Joseph Ponthus naît à Reims en 1978. Il étudie à Reims puis à Nancy (hypokhâgne, khâgne) puis travaille à Nanterre : éducateur spécialisé auprès d’adolescents en difficulté (paraît Nous, la cité, en 2012 aux éditions La Découverte). Installé à Lorient (Bretagne) après son mariage, il travaille en intérimaire et rédige son vécu professionnel qui deviendra À la ligne : feuillets d’usine.

« L’usine c’est pour les sous / Un boulot alimentaire / Comme on dit » (p. 11). Un homme, bientôt 40 ans, qui a fait des études (littérature à hypokhâgne), mais ne trouve pas de travail, se lance dans l’intérim pour avoir un salaire. « L’usine m’a eu / Je n’en parle plus qu’en disant / Mon usine » (p. 13-14). L’été, pendant trois semaines, pour les vacances, il travaille avec un groupe de handicapés dans le nord (il vit en Bretagne). « Faire la route / C’est presque aussi répétitif / Que trier les caisses les poissons les crevettes » (p. 37). Avant de retourner dans l’agroalimentaire avec les poissons panés et le tofu à égoutter puis les fruits de mer et les crustacés. « Ritournelles obsédantes / Ceux qui taffent / ceux qui cheffent / les cadences de production édictées d’en haut » (p. 90). Puis de travailler au nettoyage dans un abattoir (le sang, le gras…). « Et les collègues sont gentils […] / Et il paraît que l’abattoir paie bien […] / Et puis on s’habitue / Voilà tout » (p. 130). Embauche, débauche, embauche, débauche… « Je me dis qu’il faut avoir une sacrée foi dans la paie qui finira bien par tomber dans l’amour de l’absurde ou dans la littérature / Pour continuer » (p. 49).

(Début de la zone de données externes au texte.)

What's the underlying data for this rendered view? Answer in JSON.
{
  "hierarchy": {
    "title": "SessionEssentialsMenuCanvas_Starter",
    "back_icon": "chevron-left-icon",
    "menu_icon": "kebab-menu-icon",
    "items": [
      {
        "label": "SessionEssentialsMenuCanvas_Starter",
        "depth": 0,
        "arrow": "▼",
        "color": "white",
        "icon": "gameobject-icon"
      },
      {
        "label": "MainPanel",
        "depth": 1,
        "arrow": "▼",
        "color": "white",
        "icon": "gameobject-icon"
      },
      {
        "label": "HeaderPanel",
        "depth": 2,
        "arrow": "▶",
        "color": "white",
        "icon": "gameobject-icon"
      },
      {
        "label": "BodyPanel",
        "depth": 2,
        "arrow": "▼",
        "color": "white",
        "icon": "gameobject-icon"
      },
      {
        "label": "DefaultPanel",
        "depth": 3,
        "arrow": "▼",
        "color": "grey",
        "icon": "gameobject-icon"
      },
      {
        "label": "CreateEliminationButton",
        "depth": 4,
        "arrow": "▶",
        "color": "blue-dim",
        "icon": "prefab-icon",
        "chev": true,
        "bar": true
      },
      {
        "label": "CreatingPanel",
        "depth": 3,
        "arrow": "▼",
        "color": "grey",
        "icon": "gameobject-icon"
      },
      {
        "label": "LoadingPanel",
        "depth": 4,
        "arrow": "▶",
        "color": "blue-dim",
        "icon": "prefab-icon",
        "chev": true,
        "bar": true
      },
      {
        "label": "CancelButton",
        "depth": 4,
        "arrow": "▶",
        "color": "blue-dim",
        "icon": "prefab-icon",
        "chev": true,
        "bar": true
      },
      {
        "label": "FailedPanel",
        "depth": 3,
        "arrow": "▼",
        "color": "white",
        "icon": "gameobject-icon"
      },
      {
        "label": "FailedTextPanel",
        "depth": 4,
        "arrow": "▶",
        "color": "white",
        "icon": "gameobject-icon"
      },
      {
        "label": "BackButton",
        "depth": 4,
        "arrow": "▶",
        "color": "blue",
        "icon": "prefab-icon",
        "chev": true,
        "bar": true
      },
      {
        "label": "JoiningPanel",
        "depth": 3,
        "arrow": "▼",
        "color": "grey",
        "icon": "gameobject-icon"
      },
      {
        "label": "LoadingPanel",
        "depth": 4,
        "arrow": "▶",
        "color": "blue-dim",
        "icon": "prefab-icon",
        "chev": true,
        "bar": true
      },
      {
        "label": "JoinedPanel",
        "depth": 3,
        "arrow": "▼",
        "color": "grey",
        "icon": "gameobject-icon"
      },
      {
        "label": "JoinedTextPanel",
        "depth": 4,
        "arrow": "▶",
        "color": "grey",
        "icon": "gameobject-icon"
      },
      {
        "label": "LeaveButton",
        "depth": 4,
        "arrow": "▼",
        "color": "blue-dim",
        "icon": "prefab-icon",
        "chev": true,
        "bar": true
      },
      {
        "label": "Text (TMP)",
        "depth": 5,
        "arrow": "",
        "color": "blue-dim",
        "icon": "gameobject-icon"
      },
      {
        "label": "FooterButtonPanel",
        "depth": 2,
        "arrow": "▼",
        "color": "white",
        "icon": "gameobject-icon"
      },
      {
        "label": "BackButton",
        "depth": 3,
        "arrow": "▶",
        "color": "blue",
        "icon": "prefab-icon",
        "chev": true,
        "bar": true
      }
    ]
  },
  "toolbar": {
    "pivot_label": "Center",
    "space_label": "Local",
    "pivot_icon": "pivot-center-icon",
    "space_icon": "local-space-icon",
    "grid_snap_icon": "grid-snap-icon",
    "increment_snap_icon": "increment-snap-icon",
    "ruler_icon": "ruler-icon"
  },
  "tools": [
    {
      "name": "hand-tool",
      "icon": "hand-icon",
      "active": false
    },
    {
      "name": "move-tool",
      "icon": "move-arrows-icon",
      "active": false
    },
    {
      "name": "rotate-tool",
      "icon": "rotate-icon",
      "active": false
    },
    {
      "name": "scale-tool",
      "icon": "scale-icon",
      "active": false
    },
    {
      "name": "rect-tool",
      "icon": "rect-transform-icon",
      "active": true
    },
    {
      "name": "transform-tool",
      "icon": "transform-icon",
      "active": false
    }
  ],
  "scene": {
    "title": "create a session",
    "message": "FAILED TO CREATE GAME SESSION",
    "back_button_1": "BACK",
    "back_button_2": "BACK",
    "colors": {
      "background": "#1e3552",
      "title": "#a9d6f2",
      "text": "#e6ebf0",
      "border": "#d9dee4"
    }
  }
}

Il découvre (et fait découvrir aux lecteurs) l’industrie agroalimentaire avec ses difficultés : horaires, travail de nuit et donc décalage, productivité, bruits, odeurs, précarité, « ambiance de merde (p. 43), etc. Dans ce roman atypique, largement autobiographique, il y a de nombreuses références musicales, littéraires, cinématographiques, même anciennes (par exemple Fernand Raynaud avec son célèbre 22 à Asnières entre autres) : c’est ça qui lui permet de tenir, les souvenirs, la culture.

Mon passage préféré est celui avec Pok Pok, le chiot de six mois (p. 154). Il y a même des passages émouvants dans ce récit (plutôt tragique). Par exemple, l’adieu avec les collègues (p. 167-169) et la lettre qu’il écrit à sa mère (p. 214-219). Et aussi de l’humour comme des jeux de mots, « road tripes » ou « En avant Marx » !

Bref, l’auteur vit grâce à un travail atroce, de la fatigue, des douleurs… Mais il faut « que la tête tienne bon sinon le corps lâche / Et que le corps tienne bon sinon la tête explose » (p. 184).

J’ai noté que « Le sang des bêtes est un documentaire réalisé en 1949 par Georges Franju dans les abattoirs de Vaugirard et de La Villette qui fait passer n’importe quelle vidéo de L.214 pour un épisode gentillet de La petite maison dans la prairie / Le sang des bêtes est insoutenable et c’est pour ça qu’il faut le voir […] » (p. 208). Ainsi, les gens savent ce qui se passe dans les abattoirs, comment sont maltraités les animaux depuis 70 ans… Que vous mangiez de la viande ou non, il faut lire ce livre ! « Hallucination du trop d’animaux morts / Pourquoi / Pour qui » (p. 228).

Comme vous le voyez, dans les extraits ci-dessus, il n’y a pas de ponctuation, pas de virgule, pas de point, et lorsque j’ai mis un « / » entre les groupes de mots c’est parce que l’auteur passe « à la ligne » ; cela donne un rythme particulier au récit et le lecteur est happé par les mots et l’ambiance.

À la ligne : feuillets d’usine est un « livre ouvrier » qui sort vraiment de l’ordinaire ; il a déjà reçu le Grand Prix RTL/Lire 2019 et il est sélectionné pour d’autres prix. Il le mérite amplement car c’est un livre bouleversant, énorme, un coup de cœur de ce début d’année ! Du même genre (roman dans un abattoir) : Les liens du sang d’Errol Henrot (un premier roman également) paru en août 2017.

Je mets cette lecture dans Lire en thème puisque le thème de mars est : auteur français.